# Application of Cauchy's residue theorem

1. Aug 21, 2013

### lyranger

Really need help for this one. Cheers!

1. The problem statement, all variables and given/known data

Question: calculate function z/(1-cos z) integrated in ac ounterclockwise circular contour given by |z-2pi|= 1

2. Relevant equations

3. The attempt at a solution

Clearly the pole in the given contour is 2pi. But the problem is: if it's a simple pole, then apply formula

we have Residue=lim (z-2pi) * z/(1-cos z) where z->2pi. This limit does not exist.
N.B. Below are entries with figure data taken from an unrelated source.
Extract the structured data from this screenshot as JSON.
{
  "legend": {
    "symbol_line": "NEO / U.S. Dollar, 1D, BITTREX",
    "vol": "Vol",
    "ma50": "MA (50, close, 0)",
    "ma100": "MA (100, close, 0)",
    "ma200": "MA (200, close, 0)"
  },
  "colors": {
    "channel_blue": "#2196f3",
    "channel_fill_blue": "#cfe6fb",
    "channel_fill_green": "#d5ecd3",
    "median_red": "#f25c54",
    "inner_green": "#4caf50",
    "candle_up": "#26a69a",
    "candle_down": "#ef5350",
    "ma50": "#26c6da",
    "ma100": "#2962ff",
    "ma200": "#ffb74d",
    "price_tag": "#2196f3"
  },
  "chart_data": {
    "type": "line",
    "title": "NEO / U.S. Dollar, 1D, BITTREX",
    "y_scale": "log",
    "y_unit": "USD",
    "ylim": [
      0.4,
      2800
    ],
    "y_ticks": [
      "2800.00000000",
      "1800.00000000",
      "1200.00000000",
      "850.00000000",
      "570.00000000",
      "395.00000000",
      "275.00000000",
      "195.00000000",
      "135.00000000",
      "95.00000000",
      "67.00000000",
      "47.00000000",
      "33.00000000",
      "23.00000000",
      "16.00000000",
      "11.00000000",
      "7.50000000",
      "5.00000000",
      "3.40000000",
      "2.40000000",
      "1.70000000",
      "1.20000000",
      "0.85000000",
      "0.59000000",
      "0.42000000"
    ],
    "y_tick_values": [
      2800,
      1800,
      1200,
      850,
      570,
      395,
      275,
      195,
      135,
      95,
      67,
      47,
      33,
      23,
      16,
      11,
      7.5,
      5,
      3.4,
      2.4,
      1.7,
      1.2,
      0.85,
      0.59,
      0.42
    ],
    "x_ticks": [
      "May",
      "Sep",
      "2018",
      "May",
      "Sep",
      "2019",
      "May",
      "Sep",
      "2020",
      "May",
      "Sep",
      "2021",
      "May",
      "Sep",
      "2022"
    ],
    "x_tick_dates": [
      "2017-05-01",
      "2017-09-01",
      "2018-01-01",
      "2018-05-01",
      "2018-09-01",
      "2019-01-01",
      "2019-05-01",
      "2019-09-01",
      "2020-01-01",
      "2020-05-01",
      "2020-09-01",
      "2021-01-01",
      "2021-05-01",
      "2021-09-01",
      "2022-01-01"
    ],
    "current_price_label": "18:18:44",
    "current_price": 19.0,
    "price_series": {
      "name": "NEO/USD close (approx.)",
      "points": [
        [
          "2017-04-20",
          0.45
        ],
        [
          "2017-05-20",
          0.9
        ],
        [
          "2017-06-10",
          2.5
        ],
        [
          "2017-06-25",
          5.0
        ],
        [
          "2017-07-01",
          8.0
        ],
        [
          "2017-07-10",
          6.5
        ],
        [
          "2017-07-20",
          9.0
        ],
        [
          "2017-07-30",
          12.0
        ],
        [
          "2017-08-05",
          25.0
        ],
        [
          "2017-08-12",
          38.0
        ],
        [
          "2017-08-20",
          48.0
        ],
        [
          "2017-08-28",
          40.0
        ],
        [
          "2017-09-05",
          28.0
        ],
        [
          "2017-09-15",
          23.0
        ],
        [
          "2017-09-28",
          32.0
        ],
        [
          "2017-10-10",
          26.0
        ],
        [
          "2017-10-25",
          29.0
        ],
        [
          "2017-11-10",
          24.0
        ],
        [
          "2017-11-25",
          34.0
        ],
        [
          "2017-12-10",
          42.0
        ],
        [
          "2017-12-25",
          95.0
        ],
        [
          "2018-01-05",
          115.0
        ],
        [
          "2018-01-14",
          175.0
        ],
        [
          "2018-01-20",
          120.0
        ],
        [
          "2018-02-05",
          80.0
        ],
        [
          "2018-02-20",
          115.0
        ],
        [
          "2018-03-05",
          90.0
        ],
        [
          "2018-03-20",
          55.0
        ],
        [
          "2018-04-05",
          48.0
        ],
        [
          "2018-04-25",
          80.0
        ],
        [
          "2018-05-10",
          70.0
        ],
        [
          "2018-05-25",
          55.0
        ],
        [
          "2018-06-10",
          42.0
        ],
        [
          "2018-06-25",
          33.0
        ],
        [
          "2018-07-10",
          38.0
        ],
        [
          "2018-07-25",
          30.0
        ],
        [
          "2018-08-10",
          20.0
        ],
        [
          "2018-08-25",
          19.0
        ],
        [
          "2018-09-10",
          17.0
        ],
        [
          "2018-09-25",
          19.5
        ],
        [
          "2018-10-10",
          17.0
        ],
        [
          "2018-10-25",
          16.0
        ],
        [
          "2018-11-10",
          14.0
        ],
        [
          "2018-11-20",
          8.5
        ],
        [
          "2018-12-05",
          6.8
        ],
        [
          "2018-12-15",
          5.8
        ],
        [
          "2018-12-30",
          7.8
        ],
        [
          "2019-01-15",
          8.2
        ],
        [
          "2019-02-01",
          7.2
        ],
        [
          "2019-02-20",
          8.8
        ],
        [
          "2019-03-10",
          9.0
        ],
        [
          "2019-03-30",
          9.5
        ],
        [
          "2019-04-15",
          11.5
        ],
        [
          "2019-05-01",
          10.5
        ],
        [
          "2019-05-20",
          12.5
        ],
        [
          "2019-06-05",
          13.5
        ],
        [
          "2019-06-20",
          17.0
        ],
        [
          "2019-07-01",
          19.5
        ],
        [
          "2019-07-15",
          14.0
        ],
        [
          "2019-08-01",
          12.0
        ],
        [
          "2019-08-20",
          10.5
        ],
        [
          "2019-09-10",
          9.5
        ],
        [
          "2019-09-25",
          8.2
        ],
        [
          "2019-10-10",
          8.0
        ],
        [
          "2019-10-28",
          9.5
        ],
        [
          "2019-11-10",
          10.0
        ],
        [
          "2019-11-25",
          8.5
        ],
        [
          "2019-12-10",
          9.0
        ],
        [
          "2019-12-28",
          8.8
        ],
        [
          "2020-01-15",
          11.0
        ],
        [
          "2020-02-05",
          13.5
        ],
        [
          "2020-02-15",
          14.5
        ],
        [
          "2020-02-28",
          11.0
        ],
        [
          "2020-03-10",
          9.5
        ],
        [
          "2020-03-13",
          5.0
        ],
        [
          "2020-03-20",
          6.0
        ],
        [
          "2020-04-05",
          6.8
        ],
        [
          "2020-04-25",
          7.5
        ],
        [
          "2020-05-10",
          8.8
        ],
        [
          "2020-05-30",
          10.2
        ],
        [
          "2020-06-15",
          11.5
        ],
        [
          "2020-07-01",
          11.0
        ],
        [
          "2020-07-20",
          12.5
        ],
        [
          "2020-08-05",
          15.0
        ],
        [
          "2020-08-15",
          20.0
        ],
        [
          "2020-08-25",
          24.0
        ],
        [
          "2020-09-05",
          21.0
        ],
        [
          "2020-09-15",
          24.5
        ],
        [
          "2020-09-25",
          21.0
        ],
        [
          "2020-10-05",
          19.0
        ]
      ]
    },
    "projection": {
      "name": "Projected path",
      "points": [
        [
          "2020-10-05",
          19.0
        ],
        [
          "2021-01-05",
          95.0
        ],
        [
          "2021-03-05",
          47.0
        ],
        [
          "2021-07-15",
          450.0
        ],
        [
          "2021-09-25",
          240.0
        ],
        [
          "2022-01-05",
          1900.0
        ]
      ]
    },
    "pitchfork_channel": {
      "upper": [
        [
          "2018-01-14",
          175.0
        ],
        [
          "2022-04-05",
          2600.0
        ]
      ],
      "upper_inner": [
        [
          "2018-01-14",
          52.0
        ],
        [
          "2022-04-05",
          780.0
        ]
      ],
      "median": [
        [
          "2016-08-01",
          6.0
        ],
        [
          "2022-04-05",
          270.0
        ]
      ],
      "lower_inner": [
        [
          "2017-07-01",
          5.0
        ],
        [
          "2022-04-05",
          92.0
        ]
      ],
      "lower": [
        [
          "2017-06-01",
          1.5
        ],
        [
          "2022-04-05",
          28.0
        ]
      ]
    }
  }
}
So I reckon 2pi might be a higher order pole but this actually makes no sense and even if it's true,

there is a really nasty differentiation.

Any thoughts.?

Last edited: Aug 21, 2013
2. Aug 21, 2013

### dirk_mec1

Please use the standard format of PF!

3. Aug 21, 2013

### vanhees71

What you need is a Laurent expansion around the pole at $z=2 \pi$. For your function
$$f(z)=\frac{z}{1-\cos z}$$
you have
$$1-\cos z=\frac{(z-2 \pi)^2}{2}+\mathcal{O}[(z-2 \pi)^4].$$
You need the single-order pole contribution. You can get this by either using the standard formula
$$\text{res}_{z \rightarrow 2 \pi} f(z)=\lim)_{z \rightarrow 2 \pi} \frac{\mathrm{d}}{\mathrm{d} z} (z-2 \pi)^2 f(z),$$
which is a bit cumbersome here, or you use the series expansion of $1-\cos z$ as given above and use $z=(z-2 \pi)+2 \pi$ in the numerator.

4. Aug 21, 2013

### lyranger

sorry for not using LaTex, havent used this forum in ages.

And thanks so much for the help! very smart move!!

Correct me if im wrong, the answer is 4i*pi?

Last edited: Aug 21, 2013
5. Aug 22, 2013

Looks good!